Cheung v York Region Condominium Corporation No. 759, 2016 ONSC 4236
Decision Date: July 5, 2016
YRCC 759 is part of the York Corporate Centre, a large area made up of several developments. Ms. Cheung owns three units in YRCC 759 and they are leased to Dragon Boat Fusion Cuisine, a popular restaurant. There is not enough parking on-site to accommodate all of the restaurant patrons during busy times. (In fact, there have been conflicts over parking and a “very toxic situation” regarding parking is said to exist between the restaurant’s employees and patrons, and other business owners.) Until 2009 the parking spots were allocated on a “first come, first serve” basis. In 2009 YRCC passed a by-law authorizing the lease of 2 common element parking spots to each unit. However this by-law was not registered on title and was therefore invalid. In 2015 YRCC passed a new by-law, authorizing the lease of 4 common element parking spots to each unit.
Ms. Cheung argues that the new by-law is also invalid, on the grounds that YRCC 759 may lease out parking spots only if their Declaration provides for it. Moreover, the by-law is unreasonable, oppressive, and discriminatory. Justice Goldstein rejected these arguments and dismissed the application. YRCC 759 passed the by-law in order to remedy an existing problem and be fair to all unit owners. It is not his job to second guess the Board, unless the by-law is unreasonable or contrary to the Condominium Act or to their Declaration. While Ms. Cheung feels that the parking situation is harming her tenant’s business, other unit owners also feel that the parking situation is harming their businesses.
Comment: Justice Goldstein found it not reasonable to expect that the restaurant patrons be allowed to use every single un-allocated parking spot, despite the fact that this was the situation before 2009.

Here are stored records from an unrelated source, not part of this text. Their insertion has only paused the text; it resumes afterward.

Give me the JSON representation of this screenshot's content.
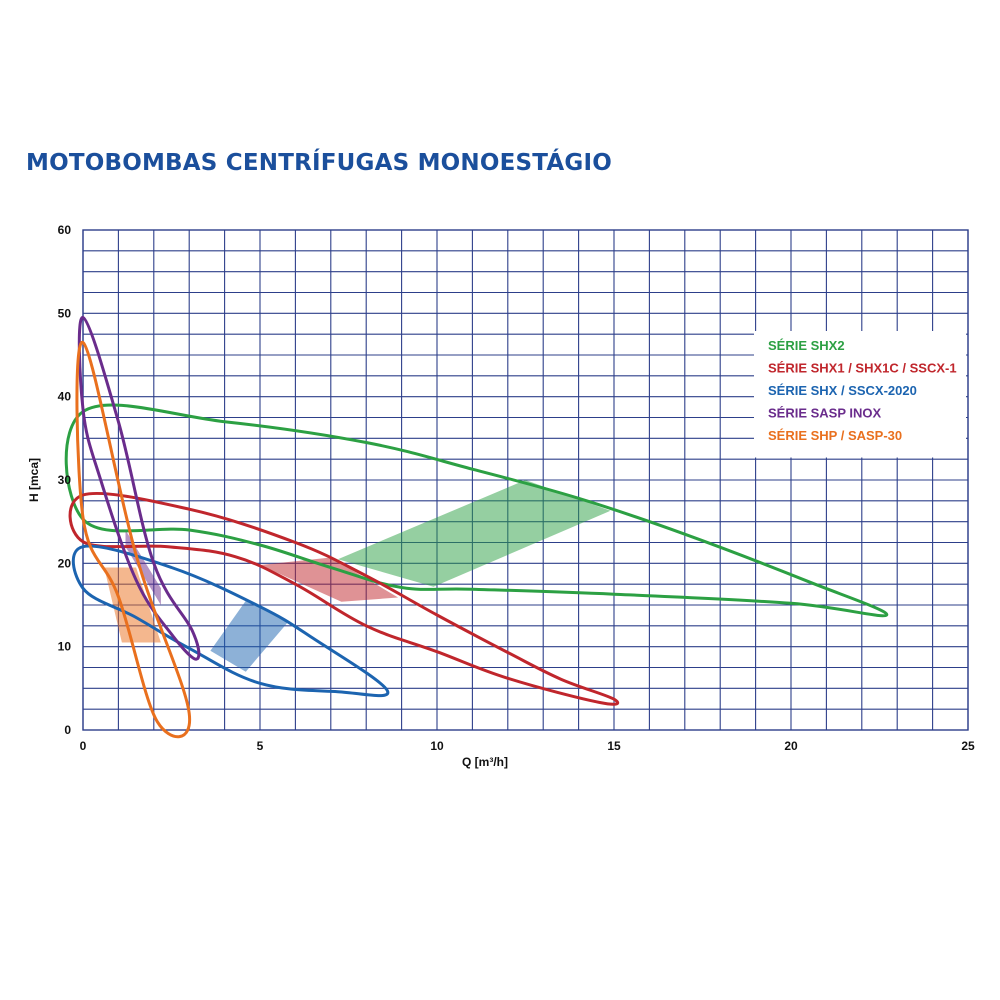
{
  "title": "MOTOBOMBAS CENTRÍFUGAS MONOESTÁGIO",
  "chart_data": {
    "type": "line",
    "title": "MOTOBOMBAS CENTRÍFUGAS MONOESTÁGIO",
    "xlabel": "Q [m³/h]",
    "ylabel": "H [mca]",
    "xlim": [
      0,
      25
    ],
    "ylim": [
      0,
      60
    ],
    "xticks": [
      0,
      5,
      10,
      15,
      20,
      25
    ],
    "yticks": [
      0,
      10,
      20,
      30,
      40,
      50,
      60
    ],
    "grid": true,
    "legend_position": "right",
    "series": [
      {
        "name": "SÉRIE SHX2",
        "color": "#2ca043",
        "outline": [
          [
            0,
            38.2
          ],
          [
            4,
            37
          ],
          [
            8,
            34.5
          ],
          [
            11,
            31.3
          ],
          [
            14,
            27.8
          ],
          [
            17,
            23.5
          ],
          [
            20.5,
            17.8
          ],
          [
            22.7,
            13.8
          ],
          [
            20,
            15.2
          ],
          [
            15,
            16.3
          ],
          [
            11,
            16.9
          ],
          [
            9,
            17.1
          ],
          [
            7,
            19.5
          ],
          [
            5,
            22.2
          ],
          [
            3,
            24
          ],
          [
            0,
            25.3
          ]
        ],
        "zone": [
          [
            7.2,
            20.5
          ],
          [
            12.5,
            30
          ],
          [
            14.9,
            26.3
          ],
          [
            9.9,
            17.2
          ]
        ]
      },
      {
        "name": "SÉRIE SHX1 / SHX1C / SSCX-1",
        "color": "#c0262c",
        "outline": [
          [
            0,
            28.2
          ],
          [
            3,
            26.5
          ],
          [
            6,
            22.5
          ],
          [
            8,
            18.5
          ],
          [
            10,
            13.8
          ],
          [
            12,
            9.3
          ],
          [
            13.5,
            6.1
          ],
          [
            15,
            3.7
          ],
          [
            14.6,
            3.3
          ],
          [
            12,
            6.2
          ],
          [
            10,
            9.4
          ],
          [
            8,
            12.5
          ],
          [
            6,
            17.5
          ],
          [
            4.3,
            20.8
          ],
          [
            2.4,
            22
          ],
          [
            0,
            22.6
          ]
        ],
        "zone": [
          [
            5,
            19.8
          ],
          [
            7,
            20.7
          ],
          [
            8.9,
            15.9
          ],
          [
            7.3,
            15.4
          ]
        ]
      },
      {
        "name": "SÉRIE SHX / SSCX-2020",
        "color": "#1c64b0",
        "outline": [
          [
            0,
            22
          ],
          [
            2.5,
            19.5
          ],
          [
            5,
            14.8
          ],
          [
            6.5,
            11
          ],
          [
            8.6,
            4.7
          ],
          [
            7.2,
            4.6
          ],
          [
            5,
            5.6
          ],
          [
            3,
            9.8
          ],
          [
            1.5,
            13.5
          ],
          [
            0,
            17
          ]
        ],
        "zone": [
          [
            3.6,
            9.5
          ],
          [
            4.6,
            15.5
          ],
          [
            5.8,
            13
          ],
          [
            4.6,
            7
          ]
        ]
      },
      {
        "name": "SÉRIE SASP INOX",
        "color": "#6a2c8c",
        "outline": [
          [
            0,
            49.5
          ],
          [
            1,
            37
          ],
          [
            2,
            20
          ],
          [
            3.1,
            11.8
          ],
          [
            3.2,
            8.5
          ],
          [
            2.5,
            11.5
          ],
          [
            1.5,
            18
          ],
          [
            0.5,
            30
          ],
          [
            0,
            38.5
          ]
        ],
        "zone": [
          [
            1.2,
            24
          ],
          [
            2.2,
            17
          ],
          [
            2.2,
            15
          ],
          [
            1.2,
            22
          ]
        ]
      },
      {
        "name": "SÉRIE SHP / SASP-30",
        "color": "#e9701e",
        "outline": [
          [
            0,
            46.5
          ],
          [
            1.5,
            21
          ],
          [
            3,
            2
          ],
          [
            2.1,
            1
          ],
          [
            1,
            16
          ],
          [
            0,
            25.5
          ]
        ],
        "zone": [
          [
            0.6,
            19.5
          ],
          [
            1.5,
            19.5
          ],
          [
            2.2,
            10.5
          ],
          [
            1.1,
            10.5
          ]
        ]
      }
    ]
  }
}
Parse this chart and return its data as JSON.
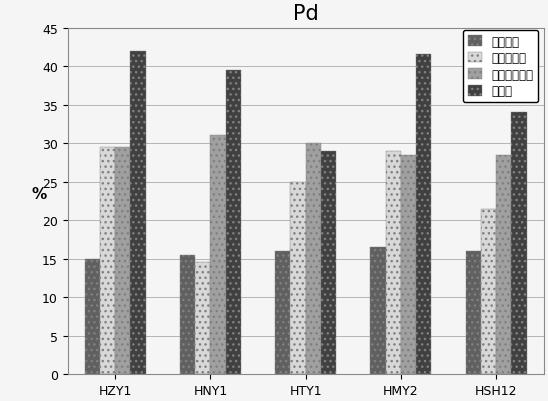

Senchire and Lahashmi v Summerhill Property Management, MTCC No. 856 and three Board members, 2016 ONSC 3630
Decision Date: June 3, 2016
The applicants are unit owners and former Board members of MTCC No. 856. Every residential unit in the building is allocated one parking space. There are 50 additional parking “units” and the applicants each own one. A few years ago Summerhill Property Mgm’t took over managing MTCC No. 856 and they began charging $50/month in common expenses to owners of the parking units. The applicants (Board members at the time) requested access to documents, seeking evidence of past practices. Relations between the applicants (on the one hand) and the other Board members and management (on the other hand) became strained, to the point where communication took place through lawyers. (In the words of Justice Dunphy, “The result was significant expense to both sides with little productive dialogue towards dispute resolution.” It is perhaps symptomatic of this that the parties appeared before two different judges and twice before the Registrar before finding themselves in front of Justice Dunphy.)
Senchire and Lahashmi commenced this action midway through 2014, seeking access to financial documents and disputing the ability of MTCC 856 to levy the $50/month in common expenses. The respondents removed Senchire and Lahashmi from the Board in a special meeting. Justice Dunphy found: 1) Since coming before the court MTCC has been scrupulous in providing access to information; no need for any further order. 2) A previous order by Justice Stewart has already decided that MTCC has the right to assess common expenses to the parking units. 3) Based on his own reading of the Declaration, MTCC is both entitled and required to allocate common expenses to the parking units. 4) Conduct on both sides has aggravated the magnitude of costs. Each side asked for their costs, with MTCC requesting over $24,000 on a partial indemnity basis. Justice Dunphy ordered that each applicant pay $3500 in costs.
Comment: In coming to his decision on costs, Justice Dunphy took into consideration the applicants’ failure to have dealt promptly with the access to information issues, and that the applicants’ personal stake in the outcome was slight ($600/year).
Wong v Salivan Landscape Ltd., 2016 ONSC 4183
Decision Date: May 5, 2016
This decision concerns a motion to amend a statement of claim by adding three new defendants. In January 2014 Ms. Wong slipped and fell on the ice and broke her ankle while walking by the entrance to the condominium building where she lives. Her initial claim named the condominium corporation (YRSCC 1008) and Salivan, a landscaping contractor. In February 2016 Ms. Wong learned (though an email sent by defense counsel) that other parties may have had a role in keeping the property safe and so she applied to amend her statement of claim. One of these proposed defendants, G4S Security, opposed the motion, on the basis of the expired presumptive limitation period. Master Haberman granted the motion, saying that there is no indication that Ms. Wong was aware that G4S had any role in clearing ice and snow, and that there are limits to how far a plaintiff must go to ensure they have captured all possible defendants.